Wapello County

Sgt. John Martsching

 

 

 

 

Still Has Eye On Iowa Farm—
GUNNER HOME AFTER 49 AERIAL MISSIONS AGAINST AXIS

After a year of “sightseeing” over Germany, France and Italy, Sgt. John Martsching, 24-year-old Ottumwa farmer by birth and choice and an expert aerial gunner by profession, has come on a short furlough.

He only gets 15 days but he is making every minute of it county, visiting his family, Mr. and Mrs. William Martsching on route 6 and the neighbor girl, who is “his girl” all through school days but who has now become his fiancée in the few days since his return.

Sergeant Martsching’s “sightseeing” was officially confined to seeing enemy fighter and bomber planes through the sights of his two top turret guns in his Flying Fortress.  However, he will tell you more about methods of farming in England and Africa than he will of what he saw through the sight of those guns.

49 Aerial Missions!
That “sightseeing” through his gun sights must be pretty largely pieced together, though he must have done a lot of it since he is wearing the army air medal and eight oak leaves which represent 45 missions over enemy targets and he was on four other missions for a total of 49.

These missions ranged from four hours to one of eight and one half hours when flying over Italy from his base in Africa.  Seldom did they have fighter plane escort, but he minimized that fact as he explained that his Fortress “could pretty well take care of itself.”

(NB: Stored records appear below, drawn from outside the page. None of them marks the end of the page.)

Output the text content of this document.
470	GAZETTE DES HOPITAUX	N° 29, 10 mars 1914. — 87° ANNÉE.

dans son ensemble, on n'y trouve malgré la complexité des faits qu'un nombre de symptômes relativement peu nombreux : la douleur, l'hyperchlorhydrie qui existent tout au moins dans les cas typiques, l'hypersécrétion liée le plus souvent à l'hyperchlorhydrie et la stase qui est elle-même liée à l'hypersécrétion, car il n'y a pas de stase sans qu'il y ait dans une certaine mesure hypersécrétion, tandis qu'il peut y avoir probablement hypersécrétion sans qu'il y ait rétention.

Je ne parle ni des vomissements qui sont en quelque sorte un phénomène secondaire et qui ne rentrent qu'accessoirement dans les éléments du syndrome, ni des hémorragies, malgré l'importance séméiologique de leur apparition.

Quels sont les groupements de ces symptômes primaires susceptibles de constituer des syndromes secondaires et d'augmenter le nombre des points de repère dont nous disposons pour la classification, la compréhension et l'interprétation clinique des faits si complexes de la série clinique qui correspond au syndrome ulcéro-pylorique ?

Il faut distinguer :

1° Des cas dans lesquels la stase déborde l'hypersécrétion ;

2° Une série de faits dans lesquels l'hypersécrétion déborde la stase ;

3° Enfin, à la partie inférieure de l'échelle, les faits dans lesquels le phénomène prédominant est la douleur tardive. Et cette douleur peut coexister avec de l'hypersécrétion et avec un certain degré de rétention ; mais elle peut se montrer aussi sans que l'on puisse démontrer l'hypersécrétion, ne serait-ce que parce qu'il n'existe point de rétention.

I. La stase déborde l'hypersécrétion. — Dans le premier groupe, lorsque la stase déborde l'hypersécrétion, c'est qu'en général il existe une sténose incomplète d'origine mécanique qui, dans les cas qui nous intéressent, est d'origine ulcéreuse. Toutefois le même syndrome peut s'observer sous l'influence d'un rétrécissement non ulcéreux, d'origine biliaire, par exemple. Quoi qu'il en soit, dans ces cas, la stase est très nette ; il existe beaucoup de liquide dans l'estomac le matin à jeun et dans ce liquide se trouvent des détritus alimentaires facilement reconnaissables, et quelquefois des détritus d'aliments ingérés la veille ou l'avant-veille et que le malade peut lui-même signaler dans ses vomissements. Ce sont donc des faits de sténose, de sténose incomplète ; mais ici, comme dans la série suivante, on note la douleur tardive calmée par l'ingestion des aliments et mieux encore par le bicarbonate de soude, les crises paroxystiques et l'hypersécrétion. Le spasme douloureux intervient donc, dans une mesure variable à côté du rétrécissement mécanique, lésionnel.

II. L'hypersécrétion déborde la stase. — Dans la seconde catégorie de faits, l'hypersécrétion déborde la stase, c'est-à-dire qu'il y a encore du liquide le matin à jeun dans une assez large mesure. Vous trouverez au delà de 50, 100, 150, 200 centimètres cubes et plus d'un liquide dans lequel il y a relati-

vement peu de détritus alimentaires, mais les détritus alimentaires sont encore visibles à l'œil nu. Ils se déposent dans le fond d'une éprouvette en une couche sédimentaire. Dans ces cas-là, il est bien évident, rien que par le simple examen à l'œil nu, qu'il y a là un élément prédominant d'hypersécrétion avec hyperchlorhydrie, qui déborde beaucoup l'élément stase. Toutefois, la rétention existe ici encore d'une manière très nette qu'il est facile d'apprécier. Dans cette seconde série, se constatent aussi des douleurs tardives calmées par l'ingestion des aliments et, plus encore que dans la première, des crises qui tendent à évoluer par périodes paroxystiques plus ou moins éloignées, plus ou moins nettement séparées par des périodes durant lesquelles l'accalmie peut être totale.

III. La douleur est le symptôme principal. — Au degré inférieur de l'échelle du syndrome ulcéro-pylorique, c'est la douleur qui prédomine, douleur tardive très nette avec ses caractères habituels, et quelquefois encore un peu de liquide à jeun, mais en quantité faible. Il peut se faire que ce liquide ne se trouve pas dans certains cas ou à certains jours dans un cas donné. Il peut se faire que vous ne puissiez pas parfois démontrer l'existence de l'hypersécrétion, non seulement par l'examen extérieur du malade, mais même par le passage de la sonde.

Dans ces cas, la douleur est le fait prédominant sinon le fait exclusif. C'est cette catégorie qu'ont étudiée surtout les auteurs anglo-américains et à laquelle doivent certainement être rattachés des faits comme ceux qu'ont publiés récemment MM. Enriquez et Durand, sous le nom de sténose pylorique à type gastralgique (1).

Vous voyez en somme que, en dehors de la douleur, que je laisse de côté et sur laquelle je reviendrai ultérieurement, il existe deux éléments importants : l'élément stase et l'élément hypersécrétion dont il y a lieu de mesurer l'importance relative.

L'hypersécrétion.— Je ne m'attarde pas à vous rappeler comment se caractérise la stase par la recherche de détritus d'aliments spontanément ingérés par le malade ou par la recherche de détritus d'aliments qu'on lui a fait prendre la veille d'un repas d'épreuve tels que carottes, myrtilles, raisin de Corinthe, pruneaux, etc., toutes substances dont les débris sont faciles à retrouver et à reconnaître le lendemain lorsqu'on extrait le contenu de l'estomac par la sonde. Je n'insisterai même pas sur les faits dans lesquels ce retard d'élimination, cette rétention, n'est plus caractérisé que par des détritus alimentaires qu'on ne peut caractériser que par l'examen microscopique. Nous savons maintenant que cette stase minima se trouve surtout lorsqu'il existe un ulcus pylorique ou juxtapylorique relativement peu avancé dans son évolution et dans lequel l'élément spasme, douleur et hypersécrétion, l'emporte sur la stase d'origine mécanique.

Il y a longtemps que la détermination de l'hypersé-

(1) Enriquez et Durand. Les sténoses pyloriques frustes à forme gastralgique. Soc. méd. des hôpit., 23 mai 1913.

When flying out of Africa on one mission, his ship was attacked by a group of German fighter planes that shot off one of their motors.  The battle lasted for more than a half hour but his pilot was able to bring the Fortress back to their base with no casualties.

Last January his family was informed by the War Department that he was bombed in Africa and injured.  He still carries shrapnel in his leg from that wound, but when he was asked about it and how long he was in the hospital he said that he was only in the hospital one night because, …”we were pretty busy then.”

Overseas Year Ago.
Sergeant Martsching went to England in July just a year ago.  One of the Fortress crew of nine men, he saw service over France and Germany until November when he and his ship were a part of the invasion force that took Africa.  Here he was in the thick of the fighting that smashed that part of the axis world and flew the Mediterranean many times to crack targets in Italy.

He told of the farming in Africa where oxen and burros are the motive power used in tilling the soil.  Only small grain and hay is raised there, he said, and it seemed a “far cry” in farming from the land of his home.  In England there are some tractors in use but they are outmoded models and farming generally was on an inferior scale to farming in Iowa.

When his 15-day furlough is ended, he will report to Westover Field, Mass., and get on with the war, but it is easy to see that Sergeant John Martsching, veteran sky gunner of the army, is looking forward to the day when he and “his girl” can take over an Iowa farm and “get on” with the business of living the life for which he was intended.

Source: Ottumwa Daily Courier, July 19, 1943 (photo included)

John Alfred Martsching was born Sept. 20, 1918 to Frederick William and Laurena Edblom Martsching. He died Jan. 16, 2008 and is buried in Memorial Lawn Cemetery, Ottumwa, IA.